Por otra parte, con el avance de las disciplinas que configuraron a las ciencias modernas (y más recientemente con los progresos de la neurobiología y otras áreas de sorprendente y acelerada producción de conocimiento) el suicidio, hecho social, ha sido también mirado como fenómeno clínico complejo. Parte del núcleo temático de lo que Daniela Belmar presenta en su libro alude a este horizonte de conocimiento experto (principalmente articulado desde la voz de la justicia, debido al tipo de fuentes con las que la autora construye su relato).

No obstante, la finura del gesto historiográfico que habita las páginas de A nadie se culpe de mi muerte tiene que ver más, creemos, con la atención brindada a la dimensión experiencial del suicidio: una historia de superficie y no de altura. Una aspiración a seguir, a acompañar, las palabras de esas y esos que se despiden y que en ello despliegan sus explicaciones, descargos, atribuciones de culpa o responsabilidad. Tiene que ver con dar una mirada a la palabra postrera, que quiso decir quizás más de lo que alcanzamos a leer en los fragmentos que lograron sobrevivir en los documentos de archivo rescatados pacientemente por Daniela.

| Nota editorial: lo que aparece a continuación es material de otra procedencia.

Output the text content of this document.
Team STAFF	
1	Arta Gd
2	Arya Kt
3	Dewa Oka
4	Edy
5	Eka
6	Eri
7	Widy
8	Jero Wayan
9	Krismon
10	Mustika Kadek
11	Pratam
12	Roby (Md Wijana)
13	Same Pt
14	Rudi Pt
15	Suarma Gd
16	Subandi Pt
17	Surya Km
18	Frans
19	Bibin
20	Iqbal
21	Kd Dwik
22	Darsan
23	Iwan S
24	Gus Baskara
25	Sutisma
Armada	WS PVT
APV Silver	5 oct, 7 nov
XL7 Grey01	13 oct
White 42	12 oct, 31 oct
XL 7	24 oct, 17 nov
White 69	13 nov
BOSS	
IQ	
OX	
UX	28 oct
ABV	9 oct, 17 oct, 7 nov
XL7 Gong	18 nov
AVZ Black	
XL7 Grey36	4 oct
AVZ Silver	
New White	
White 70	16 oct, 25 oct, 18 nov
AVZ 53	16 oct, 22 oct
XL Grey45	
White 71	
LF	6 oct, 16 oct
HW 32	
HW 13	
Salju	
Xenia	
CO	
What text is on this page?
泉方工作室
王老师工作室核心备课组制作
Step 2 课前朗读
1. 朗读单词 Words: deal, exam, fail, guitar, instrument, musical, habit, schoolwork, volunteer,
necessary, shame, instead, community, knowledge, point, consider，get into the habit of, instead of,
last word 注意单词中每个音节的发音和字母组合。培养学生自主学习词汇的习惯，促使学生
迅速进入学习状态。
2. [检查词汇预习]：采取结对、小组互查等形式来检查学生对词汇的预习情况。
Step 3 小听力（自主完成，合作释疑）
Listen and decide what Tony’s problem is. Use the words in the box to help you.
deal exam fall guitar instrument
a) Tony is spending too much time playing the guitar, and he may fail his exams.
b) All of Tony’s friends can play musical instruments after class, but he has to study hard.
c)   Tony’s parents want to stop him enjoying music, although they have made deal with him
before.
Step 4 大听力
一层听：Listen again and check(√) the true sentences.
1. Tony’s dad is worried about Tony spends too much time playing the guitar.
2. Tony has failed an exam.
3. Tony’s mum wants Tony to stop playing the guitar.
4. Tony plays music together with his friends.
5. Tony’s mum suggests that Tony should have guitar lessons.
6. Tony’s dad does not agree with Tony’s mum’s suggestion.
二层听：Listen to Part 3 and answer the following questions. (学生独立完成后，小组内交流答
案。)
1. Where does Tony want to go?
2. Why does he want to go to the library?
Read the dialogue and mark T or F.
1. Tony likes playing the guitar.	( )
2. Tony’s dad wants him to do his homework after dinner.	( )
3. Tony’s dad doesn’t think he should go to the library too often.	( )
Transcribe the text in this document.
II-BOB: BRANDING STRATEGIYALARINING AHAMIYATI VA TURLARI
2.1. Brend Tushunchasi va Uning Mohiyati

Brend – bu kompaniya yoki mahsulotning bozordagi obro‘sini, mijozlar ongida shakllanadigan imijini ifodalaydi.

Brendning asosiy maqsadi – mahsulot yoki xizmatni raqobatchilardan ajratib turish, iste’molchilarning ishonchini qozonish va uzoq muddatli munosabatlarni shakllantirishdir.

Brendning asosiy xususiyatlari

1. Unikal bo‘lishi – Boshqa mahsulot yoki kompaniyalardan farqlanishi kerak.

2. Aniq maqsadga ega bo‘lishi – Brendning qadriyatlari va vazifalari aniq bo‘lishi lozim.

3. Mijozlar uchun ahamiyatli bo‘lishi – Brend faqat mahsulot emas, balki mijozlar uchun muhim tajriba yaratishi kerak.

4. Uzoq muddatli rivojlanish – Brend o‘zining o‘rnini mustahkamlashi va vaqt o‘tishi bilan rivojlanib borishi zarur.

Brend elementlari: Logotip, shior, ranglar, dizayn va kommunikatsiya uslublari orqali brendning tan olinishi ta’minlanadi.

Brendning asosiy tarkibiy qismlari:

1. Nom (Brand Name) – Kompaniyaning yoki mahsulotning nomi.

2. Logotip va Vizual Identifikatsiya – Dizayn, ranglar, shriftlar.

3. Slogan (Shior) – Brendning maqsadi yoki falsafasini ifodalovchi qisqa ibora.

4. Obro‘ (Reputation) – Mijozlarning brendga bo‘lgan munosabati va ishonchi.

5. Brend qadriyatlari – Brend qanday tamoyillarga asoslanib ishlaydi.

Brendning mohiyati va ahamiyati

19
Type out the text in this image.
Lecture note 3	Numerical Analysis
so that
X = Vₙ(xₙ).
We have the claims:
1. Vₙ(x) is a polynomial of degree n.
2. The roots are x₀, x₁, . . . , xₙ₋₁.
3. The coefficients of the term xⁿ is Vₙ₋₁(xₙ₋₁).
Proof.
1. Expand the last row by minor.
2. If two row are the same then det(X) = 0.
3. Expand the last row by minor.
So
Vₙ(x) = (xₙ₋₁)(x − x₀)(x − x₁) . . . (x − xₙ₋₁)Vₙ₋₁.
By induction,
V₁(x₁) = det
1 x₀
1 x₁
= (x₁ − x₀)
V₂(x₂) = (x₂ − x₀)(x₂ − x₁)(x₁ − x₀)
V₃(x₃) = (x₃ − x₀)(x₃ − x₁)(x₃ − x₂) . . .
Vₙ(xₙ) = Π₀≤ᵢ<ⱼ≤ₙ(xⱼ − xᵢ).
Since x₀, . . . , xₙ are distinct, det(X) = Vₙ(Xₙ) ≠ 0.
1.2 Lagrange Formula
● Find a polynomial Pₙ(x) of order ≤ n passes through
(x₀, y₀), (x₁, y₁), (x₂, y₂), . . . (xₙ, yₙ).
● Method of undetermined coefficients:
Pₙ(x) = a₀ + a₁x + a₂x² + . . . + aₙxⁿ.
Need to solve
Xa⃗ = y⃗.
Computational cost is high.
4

Si es oscura la ruta para comprender muertes cercanas autoinflingidas (buscando categorizar o simplemente hallar consuelo), es mucho más desafiante, en principio, el trayecto para captar la experiencia del dolor, del no poder y de la brutal dictadura de una melancolía que arranca vidas lejanas en el tiempo, segadas en un país tan distinto como era el Chile de la primera mitad del siglo XX.

Desde el punto de vista de su contenido (y esperando que nadie tenga la expectativa de un resumen del libro que impida su compra entusiasta e inmediata), A nadie se culpe de mi muerte repasa los avances recientes de nuestra historiografía local respecto al suicidio, en los que predominan enfoques provenientes de la matriz de la historia social y/o se concede primacía a las vinculaciones estructurales entre suicidio y contexto económico y social. Junto con ello, la autora presenta una convincente discusión conceptual sobre el suicidio. La parte medular, mirada desde el punto de vista del ejercicio de la historiadora, se concentra en el capítulo III, espacio en el cual Daniela Belmar propone y lleva a cabo una sistematización de motivaciones y atribuciones de responsabilidad respecto a los casos de suicidio que analiza. Este ejercicio da lugar a algunas tablas que caracterizan a tales casos a partir de determinadas variables (género, clase, ciudad, edad, entre otras) y que entregan luces sobre los tipos de motivaciones que se hallaban detrás de las últimas decisiones de las y los suicidas estudiados. El trabajo de investigación está realizado, en general, con destreza y sobriedad, dando testimonio de las capacidades de Daniela para afrontar un tema desafiante. A lo ya dicho, me atrevería a sumar como méritos de este libro una narración amable, tan difícil de encontrar hoy en nuestra academia, y un trasfondo de profundo humanismo que enriquece el análisis que Daniela Belmar nos regala en este libro. Son todas estas razones para celebrar y agradecer y así expandir y fortalecer los lazos invisibles que, en delicado y precario equilibrio, nos mantienen de este lado de la muerte. Muchas gracias, querida Daniela.   

*Por Pablo Toro Blanco Departamento de Historia, Universidad Alberto Hurtado

Daniela Belmar Mac-Vicar: A nadie se culpe de mi muerte. Suicidios entre 1920-1940. Santiago y San Felipe. Ediciones Universidad Alberto Hurtado, Santiago, 2018.